Awidat does not believe that all those fleeing Syria are acting out of fear for their lives. “Maybe just 20-30 percent of those leaving are actual refugees,” he states. “The rest are looking for economic opportunities and the chance to get a European passport. Among them are some who had problems with the regime in the past. Now that the doors are open, it’s a good opportunity for them to leave. “
As for those he sees as genuine refugees, Awidat believes they are not fleeing from Assad but Islamic State. “If you look at the areas of Syria that these refugees came from, it’s from the areas up north that are controlled by ISIS.”
Awidat finds himself in the unusual position these days of having to defend both the president of Syria and the prime minister of Israel. When asked if Israel should have offered to take in some of the Syrian refugees, his answer is an emphatic no. “Netanyahu was right to refuse,” he says. “Once you open the door, it will be endless – and there will be many Palestinian refugees taking advantage of the opportunity. They’ll come with the keys to their old homes and, before you know it, the Jews in Israel will be outnumbered.”
Fawziya al-Safadi runs a thriving business from her spacious home, cooking up authentic Druze dishes for Israelis and foreign visitors. The Syrian border fence is in clear view from her salon, where the guests take their meals on the floor.

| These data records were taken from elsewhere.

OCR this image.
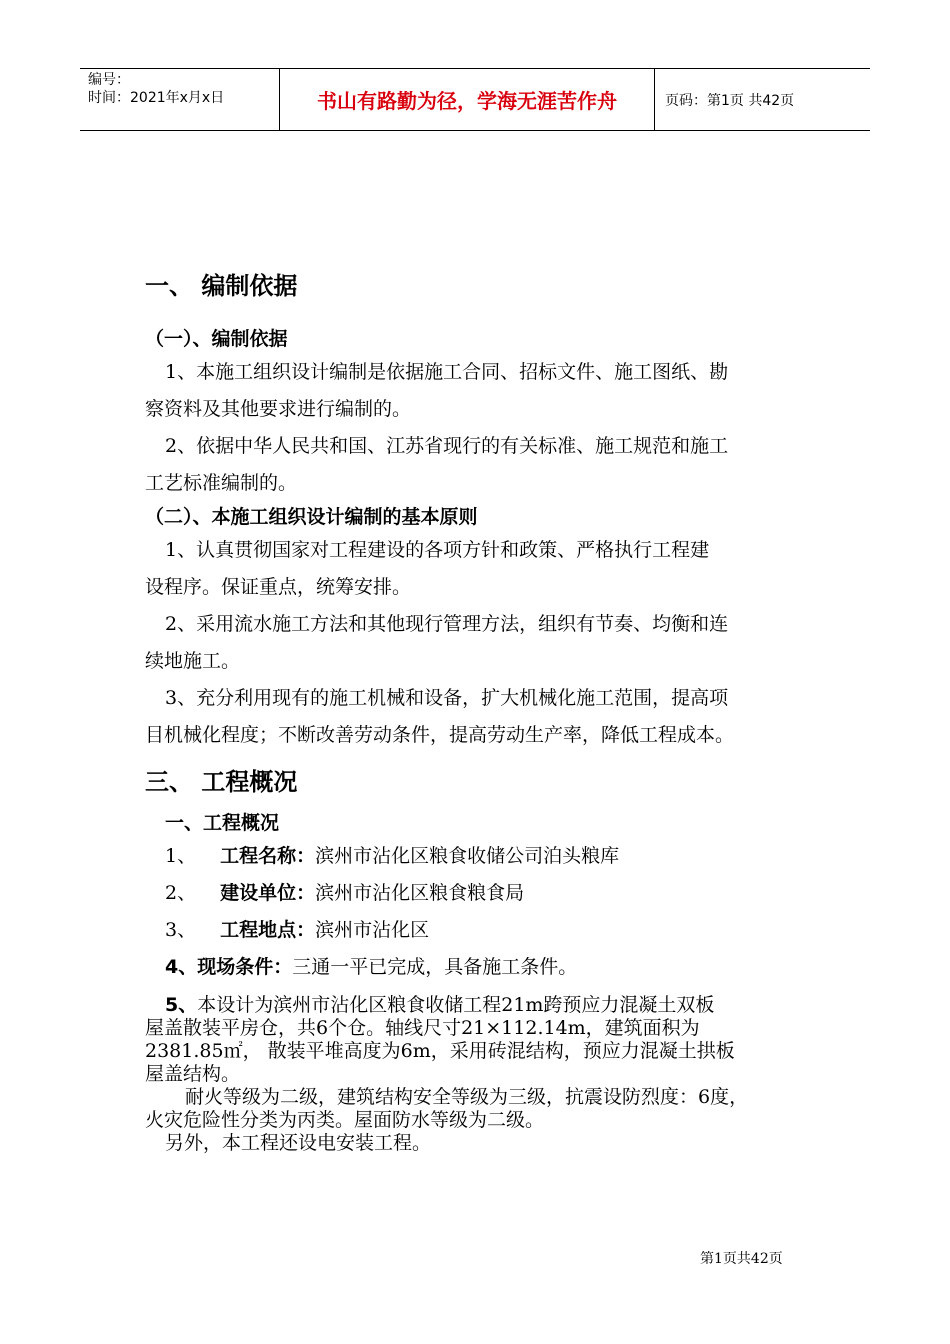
编号：
时间：2021年x月x日	书山有路勤为径，学海无涯苦作舟	页码：第1页 共42页
一、 编制依据
（一）、编制依据

1、本施工组织设计编制是依据施工合同、招标文件、施工图纸、勘

察资料及其他要求进行编制的。

2、依据中华人民共和国、江苏省现行的有关标准、施工规范和施工

工艺标准编制的。

（二）、本施工组织设计编制的基本原则

1、认真贯彻国家对工程建设的各项方针和政策、严格执行工程建

设程序。保证重点，统筹安排。

2、采用流水施工方法和其他现行管理方法，组织有节奏、均衡和连

续地施工。

3、充分利用现有的施工机械和设备，扩大机械化施工范围，提高项

目机械化程度；不断改善劳动条件，提高劳动生产率，降低工程成本。

三、 工程概况
一、工程概况

1、 工程名称：滨州市沾化区粮食收储公司泊头粮库

2、 建设单位：滨州市沾化区粮食粮食局

3、 工程地点：滨州市沾化区

4、现场条件：三通一平已完成，具备施工条件。

5、本设计为滨州市沾化区粮食收储工程21m跨预应力混凝土双板

屋盖散装平房仓，共6个仓。轴线尺寸21×112.14m，建筑面积为

2381.85㎡， 散装平堆高度为6m，采用砖混结构，预应力混凝土拱板

屋盖结构。

耐火等级为二级，建筑结构安全等级为三级，抗震设防烈度：6度，

火灾危险性分类为丙类。屋面防水等级为二级。

另外，本工程还设电安装工程。

第1页共42页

When the Six-Day War broke out, Fawziya’s sister happened to be in Damascus on a shopping trip. She was never allowed to return to her family in Majdal Shams. Fawziya points to a photo on the wall of a family reunion that took place in 1997, 30 years after the war. “We had to wait until Israel had peace with Jordan, so we could hold the reunion in a place we could both travel to,” she explains.

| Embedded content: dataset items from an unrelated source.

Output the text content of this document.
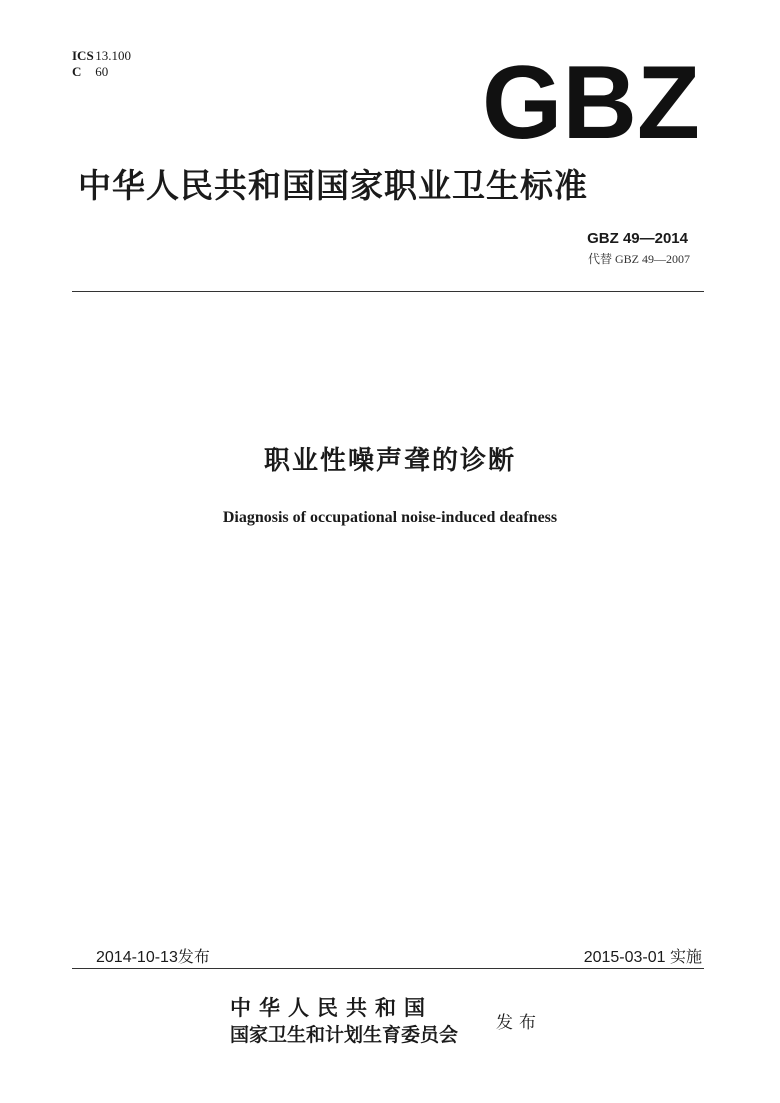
ICS 13.100
C 60	GBZ
中华人民共和国国家职业卫生标准
GBZ 49—2014
代替 GBZ 49—2007
职业性噪声聋的诊断
Diagnosis of occupational noise-induced deafness
2014-10-13发布	2015-03-01 实施
中华人民共和国
国家卫生和计划生育委员会
发布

Like many Druze residents in the Golan, Fawziya uses Skype and Viber to stay in contact with her family in Syria. Although times are bad, she says, her relatives there would never consider leaving. “The Druze prefer to die in their homes rather than leave,” she says. “It’s part of our faith.”
Whether they support the regime in Syria or oppose it, Majdal Shams residents prefer to keep Assad out of the picture. “I don’t support Assad personally, but I support the Syrian army and the Syrian state,” says Abu Salah, who runs a coffee shop in town.
Marcel Walder, who works at a currency exchange operation in town, is one of the few Christians in Majdal Shams. “It’s not that I have anything personal against Assad,” says the tattooed 24-year-old. “I’m against all dictators.” The son of a Czech mother and Syrian father, Walder estimates that about one-third of Majdal Shams’ residents oppose Assad today. His father’s sister and her husband still live in Syria and have no plans to leave. “They’re in Damascus, which is pretty safe,” he notes.
Asked how he feels about the huge number of Syrians fleeing the country, Walder responds, “Well, I guess the situation must be pretty bad if they’re willing to take such big risks.”
Abu Salah Majid, who owns a pita shop in town, blames the entire world for the situation across the border. “Obama, Putin, Israel, Turkey, they’re all responsible,” he says. “What is happening is genocide.”
Does he believe Israel should be taking in Syrian refugees? “No,” he responds, “they shouldn’t take in any refugees. What they should do is make peace. That’s the best help they can give them.”